Analysis was done using a custom Python script. Any outliers were eliminated by removing any points of the triplicate repeat that were more than 0.3 Cq away from the mean of the data points (the measurements for 47 wells out of the 1470 measured for the cDNA of the different lines were removed representing 3.2% of the measurements). For each set of primers, we performed a linear fit to the measurements of the standards. The Cq values were interpolated based on the standard curve. We confirmed visually that there was a good separation between the RT samples and the no-RT control. Each gene’s expression levels were then normalised to the housekeeping gene Actin I in the given sample. The gene expression of each knock-out line is expressed as a relative fold change compared to the wild-type NF54 line, ΔPfP230P or ΔPfs25. To determine which changes were significant we performed a one sample t-test with the null hypothesis that the true mean of the population equals 1 at a 95% level of significance, which would represent no change in gene expression relative to the corresponding reference line.
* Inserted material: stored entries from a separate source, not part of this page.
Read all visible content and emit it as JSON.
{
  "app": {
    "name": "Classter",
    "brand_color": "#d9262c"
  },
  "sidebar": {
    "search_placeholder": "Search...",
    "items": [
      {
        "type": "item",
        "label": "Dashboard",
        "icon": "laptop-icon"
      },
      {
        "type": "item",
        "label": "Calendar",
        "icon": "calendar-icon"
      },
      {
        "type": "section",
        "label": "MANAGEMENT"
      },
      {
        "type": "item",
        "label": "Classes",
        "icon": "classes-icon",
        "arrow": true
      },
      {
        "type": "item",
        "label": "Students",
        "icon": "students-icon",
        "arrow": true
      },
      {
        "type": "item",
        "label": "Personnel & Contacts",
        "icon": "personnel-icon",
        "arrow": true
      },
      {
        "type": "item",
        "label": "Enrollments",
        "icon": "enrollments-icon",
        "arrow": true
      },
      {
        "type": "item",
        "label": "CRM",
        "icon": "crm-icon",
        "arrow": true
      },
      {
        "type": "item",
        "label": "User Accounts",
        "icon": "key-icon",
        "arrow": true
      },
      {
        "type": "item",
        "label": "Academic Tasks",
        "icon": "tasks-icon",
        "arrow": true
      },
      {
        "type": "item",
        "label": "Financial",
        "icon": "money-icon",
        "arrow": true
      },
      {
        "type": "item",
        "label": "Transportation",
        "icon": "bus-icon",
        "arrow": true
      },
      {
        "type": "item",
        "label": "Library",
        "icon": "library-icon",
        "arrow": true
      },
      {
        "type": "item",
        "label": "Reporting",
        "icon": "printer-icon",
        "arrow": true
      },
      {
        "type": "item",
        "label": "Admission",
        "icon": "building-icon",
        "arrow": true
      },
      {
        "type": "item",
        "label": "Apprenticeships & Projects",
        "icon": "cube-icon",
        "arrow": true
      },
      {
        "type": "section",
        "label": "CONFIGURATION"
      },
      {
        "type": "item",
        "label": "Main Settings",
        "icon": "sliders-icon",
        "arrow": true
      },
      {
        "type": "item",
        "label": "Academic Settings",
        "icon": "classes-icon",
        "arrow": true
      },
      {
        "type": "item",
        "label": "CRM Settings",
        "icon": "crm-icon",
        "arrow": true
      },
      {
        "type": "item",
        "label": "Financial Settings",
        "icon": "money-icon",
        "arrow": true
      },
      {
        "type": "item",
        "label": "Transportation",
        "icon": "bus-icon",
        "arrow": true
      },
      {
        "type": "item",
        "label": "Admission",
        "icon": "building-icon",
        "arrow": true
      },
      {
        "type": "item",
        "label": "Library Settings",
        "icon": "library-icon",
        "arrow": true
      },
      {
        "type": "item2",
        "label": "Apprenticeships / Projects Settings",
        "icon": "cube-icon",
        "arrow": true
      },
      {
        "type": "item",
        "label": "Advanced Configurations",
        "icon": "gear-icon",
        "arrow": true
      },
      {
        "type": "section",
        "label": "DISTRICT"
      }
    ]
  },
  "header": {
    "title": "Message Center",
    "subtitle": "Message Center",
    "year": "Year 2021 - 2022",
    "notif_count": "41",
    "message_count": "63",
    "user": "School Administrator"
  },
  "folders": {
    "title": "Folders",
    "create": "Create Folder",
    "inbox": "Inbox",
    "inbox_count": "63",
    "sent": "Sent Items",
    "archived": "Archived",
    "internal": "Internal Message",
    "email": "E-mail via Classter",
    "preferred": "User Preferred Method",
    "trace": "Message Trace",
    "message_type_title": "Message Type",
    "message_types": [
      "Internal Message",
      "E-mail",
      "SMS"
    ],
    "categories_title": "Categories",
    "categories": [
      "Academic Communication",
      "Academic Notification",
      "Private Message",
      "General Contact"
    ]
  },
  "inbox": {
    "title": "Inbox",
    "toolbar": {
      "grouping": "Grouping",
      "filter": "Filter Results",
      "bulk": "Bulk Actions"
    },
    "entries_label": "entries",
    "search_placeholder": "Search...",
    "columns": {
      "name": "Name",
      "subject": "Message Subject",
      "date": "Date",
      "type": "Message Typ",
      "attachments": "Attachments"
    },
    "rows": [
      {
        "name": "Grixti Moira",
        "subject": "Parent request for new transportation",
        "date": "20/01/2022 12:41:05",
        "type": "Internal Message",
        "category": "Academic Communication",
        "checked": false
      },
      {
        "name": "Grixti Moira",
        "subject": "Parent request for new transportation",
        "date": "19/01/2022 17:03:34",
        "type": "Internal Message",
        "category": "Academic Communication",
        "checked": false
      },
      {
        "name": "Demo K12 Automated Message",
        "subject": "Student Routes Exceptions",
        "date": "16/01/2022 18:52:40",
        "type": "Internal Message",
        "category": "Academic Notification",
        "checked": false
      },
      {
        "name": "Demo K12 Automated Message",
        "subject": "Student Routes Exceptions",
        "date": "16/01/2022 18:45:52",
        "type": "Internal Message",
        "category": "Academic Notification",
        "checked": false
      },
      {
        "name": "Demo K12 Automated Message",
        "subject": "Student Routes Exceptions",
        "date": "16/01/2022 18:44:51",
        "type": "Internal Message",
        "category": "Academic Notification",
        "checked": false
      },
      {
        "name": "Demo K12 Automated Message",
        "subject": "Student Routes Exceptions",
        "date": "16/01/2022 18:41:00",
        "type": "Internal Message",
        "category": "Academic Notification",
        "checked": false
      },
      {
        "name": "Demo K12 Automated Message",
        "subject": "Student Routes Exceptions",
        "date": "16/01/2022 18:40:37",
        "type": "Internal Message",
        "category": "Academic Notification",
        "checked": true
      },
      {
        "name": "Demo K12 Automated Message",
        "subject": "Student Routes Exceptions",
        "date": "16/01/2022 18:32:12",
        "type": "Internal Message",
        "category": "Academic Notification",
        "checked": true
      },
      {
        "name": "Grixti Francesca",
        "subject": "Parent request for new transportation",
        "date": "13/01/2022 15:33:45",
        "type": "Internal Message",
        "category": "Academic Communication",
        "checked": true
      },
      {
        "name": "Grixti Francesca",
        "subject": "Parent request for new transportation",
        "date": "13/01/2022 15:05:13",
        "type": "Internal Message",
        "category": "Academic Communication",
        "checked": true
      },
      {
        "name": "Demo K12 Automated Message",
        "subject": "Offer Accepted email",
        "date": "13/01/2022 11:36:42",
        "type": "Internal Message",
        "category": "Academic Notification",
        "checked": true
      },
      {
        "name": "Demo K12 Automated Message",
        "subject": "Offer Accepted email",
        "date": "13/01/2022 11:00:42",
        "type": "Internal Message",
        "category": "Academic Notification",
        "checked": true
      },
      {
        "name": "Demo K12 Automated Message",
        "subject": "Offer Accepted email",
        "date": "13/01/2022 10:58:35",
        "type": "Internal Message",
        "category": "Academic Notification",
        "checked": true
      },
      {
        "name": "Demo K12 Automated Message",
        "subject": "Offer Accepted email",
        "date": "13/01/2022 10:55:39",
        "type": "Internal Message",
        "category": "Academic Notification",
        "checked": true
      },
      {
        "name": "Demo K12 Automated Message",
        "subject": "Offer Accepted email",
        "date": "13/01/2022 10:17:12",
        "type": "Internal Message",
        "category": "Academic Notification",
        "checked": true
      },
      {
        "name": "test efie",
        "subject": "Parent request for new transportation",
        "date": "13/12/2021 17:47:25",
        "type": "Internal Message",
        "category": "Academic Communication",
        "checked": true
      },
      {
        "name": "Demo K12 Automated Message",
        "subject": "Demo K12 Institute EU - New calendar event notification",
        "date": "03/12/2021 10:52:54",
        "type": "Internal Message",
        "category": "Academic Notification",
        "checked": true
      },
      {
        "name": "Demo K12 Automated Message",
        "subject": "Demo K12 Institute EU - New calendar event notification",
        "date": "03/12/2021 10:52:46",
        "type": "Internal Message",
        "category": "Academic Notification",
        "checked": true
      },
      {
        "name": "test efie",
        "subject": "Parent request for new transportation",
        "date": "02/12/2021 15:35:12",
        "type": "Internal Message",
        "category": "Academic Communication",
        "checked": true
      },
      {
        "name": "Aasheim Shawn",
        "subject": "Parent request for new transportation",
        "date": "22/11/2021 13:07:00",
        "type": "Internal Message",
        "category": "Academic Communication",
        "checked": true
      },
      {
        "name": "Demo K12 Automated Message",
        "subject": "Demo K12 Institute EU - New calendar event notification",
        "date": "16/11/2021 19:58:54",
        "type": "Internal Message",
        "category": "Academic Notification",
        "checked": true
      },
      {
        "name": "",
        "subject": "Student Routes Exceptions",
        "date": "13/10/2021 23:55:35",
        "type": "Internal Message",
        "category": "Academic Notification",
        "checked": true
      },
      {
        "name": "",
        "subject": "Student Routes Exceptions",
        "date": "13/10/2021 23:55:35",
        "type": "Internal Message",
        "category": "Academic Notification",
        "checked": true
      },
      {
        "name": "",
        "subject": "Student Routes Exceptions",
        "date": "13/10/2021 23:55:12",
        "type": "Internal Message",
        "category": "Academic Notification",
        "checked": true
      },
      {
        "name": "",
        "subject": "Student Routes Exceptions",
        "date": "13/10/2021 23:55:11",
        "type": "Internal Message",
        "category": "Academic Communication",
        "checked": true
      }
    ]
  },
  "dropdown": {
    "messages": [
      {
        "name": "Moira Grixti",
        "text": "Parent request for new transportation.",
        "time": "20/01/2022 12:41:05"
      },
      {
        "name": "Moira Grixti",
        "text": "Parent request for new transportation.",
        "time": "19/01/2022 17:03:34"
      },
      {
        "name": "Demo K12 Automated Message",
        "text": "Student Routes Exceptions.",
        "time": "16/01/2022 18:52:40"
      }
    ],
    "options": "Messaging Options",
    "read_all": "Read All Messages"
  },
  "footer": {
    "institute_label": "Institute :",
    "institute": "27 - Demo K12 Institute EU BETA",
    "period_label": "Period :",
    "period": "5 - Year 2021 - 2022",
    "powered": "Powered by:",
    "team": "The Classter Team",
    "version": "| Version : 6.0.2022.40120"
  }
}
This research was supported by the CIMR Flow Cytometry Core Facility and we wish to thank Reiner Schulte in particular for advice and support in flow cytometry. We would also like to thank Theresa Feltwell, Nadia Cross and the CIMR and Physics of Medicine Department support staff for their invaluable logistical support. We would like to thank Mike Blackman (Francis Crick Institute) for advice and input throughout, Mike Blackman and Helen Saibil (Birkbeck) for the gift of the cΔPfMSP1 parasites the construction of which was partly funded by the MRC Grant (https://www.ukri.org/councils/mrc/) awarded to them ‘Membrane and host cytoskeleton reorganization during malaria parasite egress from erythrocytes’. (MR/P010288/1), and Fiona Hackett (Francis Crick Institute) for technical assistance and advice.